Mendota Mayor Robert Silva said the ranking doesn’t paint reality.
While he acknowledged the city has had its tough times, for example, during the drought years and when it had problems with the MS-13 gang, Silva said the town has turned a corner in the right direction.
Last summer, local and federal law enforcement carried out an operation against MS-13 after a decade of its presence in the community.
“Things have changed,” he said. “We are moving ahead in a lot of things.”
Mendota residents are not leaving, he said, and more houses are being built in the community. “What does that tell you?” he asked. “They see that things are prospering. Things are getting better.”
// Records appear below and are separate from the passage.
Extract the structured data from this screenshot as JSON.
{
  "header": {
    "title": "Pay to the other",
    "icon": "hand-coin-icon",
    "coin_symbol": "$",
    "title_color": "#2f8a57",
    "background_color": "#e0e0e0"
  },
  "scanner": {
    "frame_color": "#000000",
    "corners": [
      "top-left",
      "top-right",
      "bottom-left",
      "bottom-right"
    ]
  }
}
Mendota’s Pro Tem Mayor Rolando Castro also disagreed with the city’s labeling. “I live here,” he said. “If it were that bad, I would have left. I make a living here.”
Compared to the neighboring towns, Castro said, Mentoda has seen more economic development gains. “We don’t know why we are the ones being picked on,” he said.
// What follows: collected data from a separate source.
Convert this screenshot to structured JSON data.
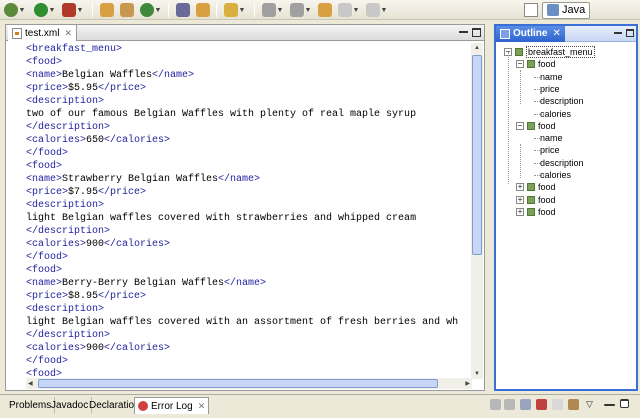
{
  "toolbar": {
    "icons": [
      "debug-icon",
      "run-icon",
      "external-tools-icon",
      "new-project-icon",
      "package-icon",
      "new-class-icon",
      "open-type-icon",
      "search-icon",
      "open-file-icon",
      "next-annotation-icon",
      "previous-annotation-icon",
      "last-edit-icon",
      "back-icon",
      "forward-icon"
    ],
    "colors": {
      "debug": "#5a8a3a",
      "run": "#2f8f2f",
      "external": "#b03a2a",
      "new_project": "#d8a040",
      "package": "#c89850",
      "new_class": "#3f8a3a",
      "open_type": "#6a6a9a",
      "search": "#d8a040",
      "open_file": "#d8b040",
      "nav": "#a0a0a0",
      "last_edit": "#d8a040"
    },
    "perspective_label": "Java"
  },
  "editor": {
    "tab_label": "test.xml",
    "lines": [
      {
        "t": "<breakfast_menu>",
        "k": "tag"
      },
      {
        "t": "<food>",
        "k": "tag"
      },
      {
        "parts": [
          [
            "<name>",
            "tag"
          ],
          [
            "Belgian Waffles",
            "txt"
          ],
          [
            "</name>",
            "tag"
          ]
        ]
      },
      {
        "parts": [
          [
            "<price>",
            "tag"
          ],
          [
            "$5.95",
            "txt"
          ],
          [
            "</price>",
            "tag"
          ]
        ]
      },
      {
        "t": "<description>",
        "k": "tag"
      },
      {
        "t": "two of our famous Belgian Waffles with plenty of real maple syrup",
        "k": "txt"
      },
      {
        "t": "</description>",
        "k": "tag"
      },
      {
        "parts": [
          [
            "<calories>",
            "tag"
          ],
          [
            "650",
            "txt"
          ],
          [
            "</calories>",
            "tag"
          ]
        ]
      },
      {
        "t": "</food>",
        "k": "tag"
      },
      {
        "t": "<food>",
        "k": "tag"
      },
      {
        "parts": [
          [
            "<name>",
            "tag"
          ],
          [
            "Strawberry Belgian Waffles",
            "txt"
          ],
          [
            "</name>",
            "tag"
          ]
        ]
      },
      {
        "parts": [
          [
            "<price>",
            "tag"
          ],
          [
            "$7.95",
            "txt"
          ],
          [
            "</price>",
            "tag"
          ]
        ]
      },
      {
        "t": "<description>",
        "k": "tag"
      },
      {
        "t": "light Belgian waffles covered with strawberries and whipped cream",
        "k": "txt"
      },
      {
        "t": "</description>",
        "k": "tag"
      },
      {
        "parts": [
          [
            "<calories>",
            "tag"
          ],
          [
            "900",
            "txt"
          ],
          [
            "</calories>",
            "tag"
          ]
        ]
      },
      {
        "t": "</food>",
        "k": "tag"
      },
      {
        "t": "<food>",
        "k": "tag"
      },
      {
        "parts": [
          [
            "<name>",
            "tag"
          ],
          [
            "Berry-Berry Belgian Waffles",
            "txt"
          ],
          [
            "</name>",
            "tag"
          ]
        ]
      },
      {
        "parts": [
          [
            "<price>",
            "tag"
          ],
          [
            "$8.95",
            "txt"
          ],
          [
            "</price>",
            "tag"
          ]
        ]
      },
      {
        "t": "<description>",
        "k": "tag"
      },
      {
        "t": "light Belgian waffles covered with an assortment of fresh berries and wh",
        "k": "txt"
      },
      {
        "t": "</description>",
        "k": "tag"
      },
      {
        "parts": [
          [
            "<calories>",
            "tag"
          ],
          [
            "900",
            "txt"
          ],
          [
            "</calories>",
            "tag"
          ]
        ]
      },
      {
        "t": "</food>",
        "k": "tag"
      },
      {
        "t": "<food>",
        "k": "tag"
      }
    ]
  },
  "outline": {
    "tab_label": "Outline",
    "nodes": [
      {
        "label": "breakfast_menu",
        "level": 0,
        "expander": "−",
        "selected": true
      },
      {
        "label": "food",
        "level": 1,
        "expander": "−"
      },
      {
        "label": "name",
        "level": 2
      },
      {
        "label": "price",
        "level": 2
      },
      {
        "label": "description",
        "level": 2
      },
      {
        "label": "calories",
        "level": 2
      },
      {
        "label": "food",
        "level": 1,
        "expander": "−"
      },
      {
        "label": "name",
        "level": 2
      },
      {
        "label": "price",
        "level": 2
      },
      {
        "label": "description",
        "level": 2
      },
      {
        "label": "calories",
        "level": 2
      },
      {
        "label": "food",
        "level": 1,
        "expander": "+"
      },
      {
        "label": "food",
        "level": 1,
        "expander": "+"
      },
      {
        "label": "food",
        "level": 1,
        "expander": "+"
      }
    ]
  },
  "bottom_tabs": [
    {
      "label": "Problems",
      "name": "tab-problems"
    },
    {
      "label": "Javadoc",
      "name": "tab-javadoc"
    },
    {
      "label": "Declaration",
      "name": "tab-declaration"
    },
    {
      "label": "Error Log",
      "name": "tab-error-log",
      "active": true
    }
  ],
  "bottom_icons": [
    "export-log-icon",
    "import-log-icon",
    "clear-log-icon",
    "delete-log-icon",
    "open-log-icon",
    "restore-log-icon",
    "view-menu-icon",
    "minimize-icon",
    "maximize-icon"
  ]
}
Castro said the town had issues with MS-13, but the issue is being dealt with, and the youth are doing “really good.” In terms of poverty, Castro said, there are teenagers in high school driving new cars.
Many of the city’s high school graduates seek higher education at trade schools or community colleges, Castro said. People don’t need to attend a four-year college to make a good living, he said.
“I make a pretty good living because I went through a vocational program,” he said. “I have two businesses.”
Castro said he has been working with newly-elected Rep. TJ Cox, D-Mendota, to bring more resources to the community.
“We need to give them an opportunity as well,” he said.
Mendota longtime resident Joseph Riofrio, who served many years as an elected official in the town, also said the ranking is unfair.
“It’s not fair because we are an agricultural-based community,” he said. “The hardest work imaginable is the lowest paid. They are just not paid enough for the type of work they are doing.”
Plus, people are being priced out of the Bay Area because they cant afford housing there, while Mendota has “brand new homes” that people can afford. “People are moving,” he said. “They are coming this way.”
The Fresno County Board of Supervisors, he said, should be outraged by this ranking, and should say they “value our farming communities and what they provide.”